Suicide is a leading cause of death in Scotland among people aged 15-34 years. Every day, around two people in Scotland die by suicide from all ages, genders and cultures. Suicide Prevention Week is a chance to think about this last societal taboo – and how we can prevent people from taking their own lives.
Over the past few years Includem has worked with young people and their families to reduce self-harm and thoughts about suicide. The relationship between our focused support work and the impact it has on families can’t be underestimated because we know that families are pivotal in the whole process. By identifying early those young people who may be at risk of suicide we can provide the right support – before it’s too late.
An important part of this work is encouraging people not to be afraid to discuss suicide – to talk about their feelings and to listen to why they are feeling the way they are feeling. We need to systematically undermine the levels of taboo around self-harm and suicide so people take advantage of the support services that are out there.

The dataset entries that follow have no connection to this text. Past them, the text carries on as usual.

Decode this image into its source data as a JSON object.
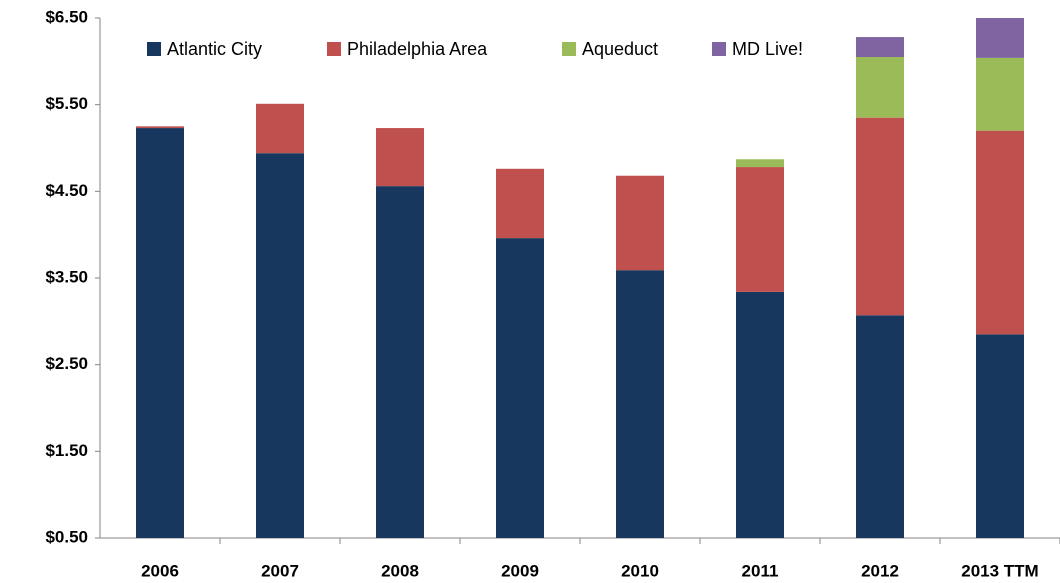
{
  "chart_data": {
    "type": "stacked_bar",
    "categories": [
      "2006",
      "2007",
      "2008",
      "2009",
      "2010",
      "2011",
      "2012",
      "2013 TTM"
    ],
    "series": [
      {
        "name": "Atlantic City",
        "color": "#17375e",
        "values": [
          5.23,
          4.94,
          4.56,
          3.96,
          3.59,
          3.34,
          3.07,
          2.85
        ]
      },
      {
        "name": "Philadelphia Area",
        "color": "#c0504d",
        "values": [
          0.02,
          0.57,
          0.67,
          0.8,
          1.09,
          1.44,
          2.28,
          2.35
        ]
      },
      {
        "name": "Aqueduct",
        "color": "#9bbb59",
        "values": [
          null,
          null,
          null,
          null,
          null,
          0.09,
          0.7,
          0.84
        ]
      },
      {
        "name": "MD Live!",
        "color": "#8064a2",
        "values": [
          null,
          null,
          null,
          null,
          null,
          null,
          0.23,
          0.46
        ]
      }
    ],
    "ylim": [
      0.5,
      6.5
    ],
    "yticks": [
      {
        "value": 0.5,
        "label": "$0.50"
      },
      {
        "value": 1.5,
        "label": "$1.50"
      },
      {
        "value": 2.5,
        "label": "$2.50"
      },
      {
        "value": 3.5,
        "label": "$3.50"
      },
      {
        "value": 4.5,
        "label": "$4.50"
      },
      {
        "value": 5.5,
        "label": "$5.50"
      },
      {
        "value": 6.5,
        "label": "$6.50"
      }
    ],
    "grid": false,
    "legend": "top"
  }
}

Only by becoming more accepting and less judgemental as a society can we create a culture where people are open about their emotional wellbeing and willing to ask for help.

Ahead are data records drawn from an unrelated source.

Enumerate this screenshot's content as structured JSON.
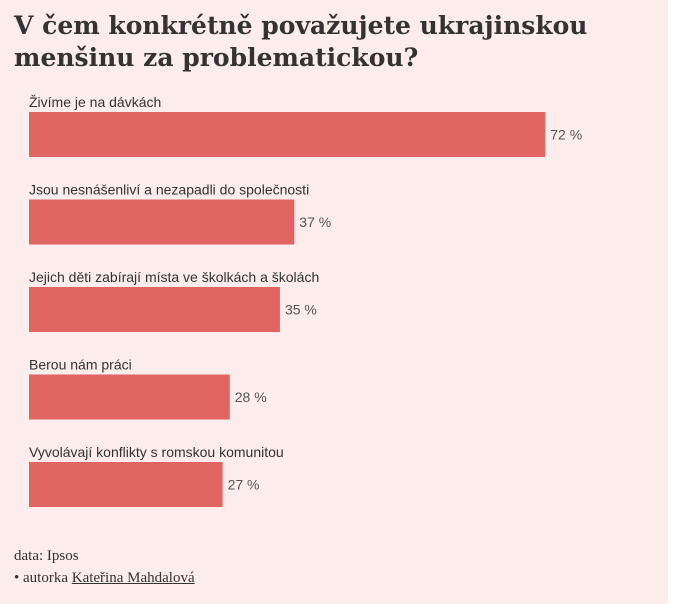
{
  "chart_data": {
    "type": "bar",
    "orientation": "horizontal",
    "title": "V čem konkrétně považujete ukrajinskou menšinu za problematickou?",
    "categories": [
      "Živíme je na dávkách",
      "Jsou nesnášenliví a nezapadli do společnosti",
      "Jejich děti zabírají místa ve školkách a školách",
      "Berou nám práci",
      "Vyvolávají konflikty s romskou komunitou"
    ],
    "values": [
      72,
      37,
      35,
      28,
      27
    ],
    "value_labels": [
      "72 %",
      "37 %",
      "35 %",
      "28 %",
      "27 %"
    ],
    "unit": "%",
    "xlim": [
      0,
      80
    ],
    "bar_color": "#e06462",
    "grid": false
  },
  "footer": {
    "source": "data: Ipsos",
    "author_prefix": "• autorka",
    "author_name": "Kateřina Mahdalová"
  },
  "colors": {
    "background": "#fcecec",
    "bar": "#e06462",
    "text": "#333333"
  }
}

One of the other messages we convey in our training is the importance of supporting staff who work in challenging environments. Our project workers operate in highly stressful environments with challenging and complex cases and they need to be confident enough to create an open atmosphere were these issues can be discussed.
Includem works with vulnerable young people who find themselves in a range of difficult circumstances. One such young person, Charlotte, was referred to us as she was a risk to others and to herself. She misused drugs and alcohol and had regular thoughts of self-harm and suicide. By providing a safe space and a round-the-clock support helpline, we encouraged Charlotte to a place where she could manage her emotions and come up with alternative coping strategies to self-harm. This was far from a straightforward process – involving regular emotional support via our helpline, focused cognitive work and intensive face-to-face support but the end result was that Charlotte was no longer a risk to others or herself.
We all have to take some responsibility for combatting the stigma around suicide. There are many organisations out there supporting those who are able to speak up and when we as a society step up and stamp out the stigma around this last taboo we’ll save the lives of many more hundreds of people each year.